Réunion du 12 décembre 2018 à 14h30
Services environnementaux rendus par les agriculteurs — Rejet d'une proposition de résolution

Photo de Didier GuillaumeDidier Guillaume :

Madame la présidente, mesdames, messieurs les sénateurs, aujourd’hui est un grand jour, puisque ce matin, en conseil des ministres, nous avons validé les ordonnances qui permettront, espérons-le, une meilleure répartition de la valeur pour nos agriculteurs, et qui encadreront les promotions des grandes surfaces.

Il s’agit de faire en sorte que les agriculteurs puissent, comme vous venez de le dire, monsieur le sénateur, mieux vivre de leur travail. Depuis quinze ans, de nombreuses mesures ont été prises ; peu d’entre elles ont abouti à un résultat satisfaisant. Espérons que cette nouvelle mesure permettra aux agriculteurs d’avoir un meilleur revenu !

Ne soyons pas toujours pessimistes au sujet de l’agriculture. Certes, il faut lutter contre l’agri-bashing, mais en tenant des discours positifs sur l’agriculture et les agriculteurs.

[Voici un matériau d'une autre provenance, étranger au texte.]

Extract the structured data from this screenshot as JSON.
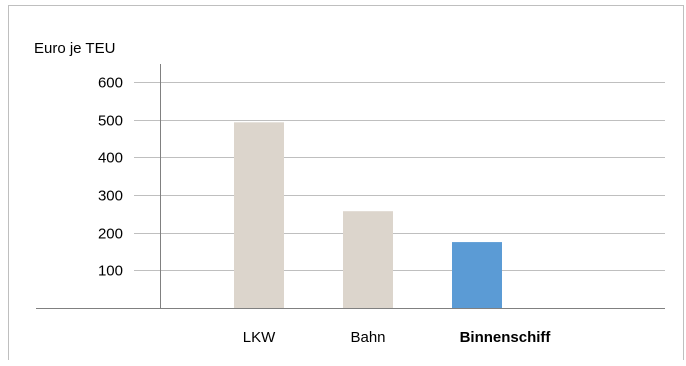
{
  "chart_data": {
    "type": "bar",
    "ylabel": "Euro je TEU",
    "categories": [
      "LKW",
      "Bahn",
      "Binnenschiff"
    ],
    "values": [
      493,
      257,
      175
    ],
    "ylim": [
      0,
      600
    ],
    "yticks": [
      100,
      200,
      300,
      400,
      500,
      600
    ],
    "grid": true,
    "highlight": "Binnenschiff",
    "colors": {
      "default": "#dcd5cc",
      "highlight": "#5b9bd5",
      "grid": "#bfbfbf",
      "axis": "#808080"
    }
  }
}
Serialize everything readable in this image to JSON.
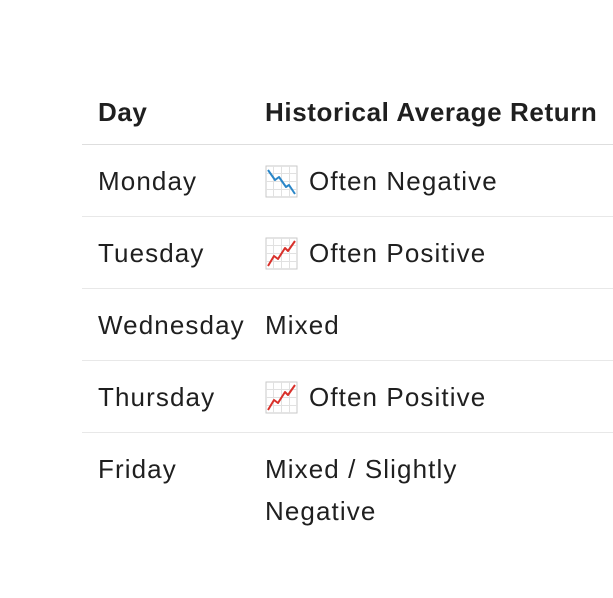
{
  "table": {
    "headers": {
      "day": "Day",
      "return": "Historical Average Return"
    },
    "rows": [
      {
        "day": "Monday",
        "icon": "chart-decreasing-icon",
        "return": "Often Negative"
      },
      {
        "day": "Tuesday",
        "icon": "chart-increasing-icon",
        "return": "Often Positive"
      },
      {
        "day": "Wednesday",
        "icon": "",
        "return": "Mixed"
      },
      {
        "day": "Thursday",
        "icon": "chart-increasing-icon",
        "return": "Often Positive"
      },
      {
        "day": "Friday",
        "icon": "",
        "return": "Mixed / Slightly Negative"
      }
    ]
  },
  "colors": {
    "decreasing_line": "#2a86c8",
    "increasing_line": "#d9312b",
    "grid": "#c9c9c9"
  }
}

À cet égard, je tiens à saluer l’initiative prise par M. Montaugé et ses collègues, qui ont déposé cette proposition de résolution. En effet, il ne s’agit pas d’une proposition de loi ! C’est un acte posé, du moins je l’espère, destiné à mettre en lumière l’importance du lien entre agriculture et environnement. Vous l’avez tous signalé, quelles que soient les travées sur lesquelles vous siégez, les agriculteurs sont en avance. Ils savent ce que signifie protéger l’environnement, car ils le font tous.

N’ayons pas peur, ne soyons pas frileux et essayons de tracer des perspectives. Car il s’agit non pas d’une loi aux effets immédiats, mais d’un texte dans lequel la représentation nationale indique clairement à la population, et à ceux qui, parfois, font de l’agri-bashing, que l’agriculture et l’environnement sont intimement et définitivement liés, parce que les agriculteurs et la population le veulent. Au demeurant, nous n’avons pas le choix.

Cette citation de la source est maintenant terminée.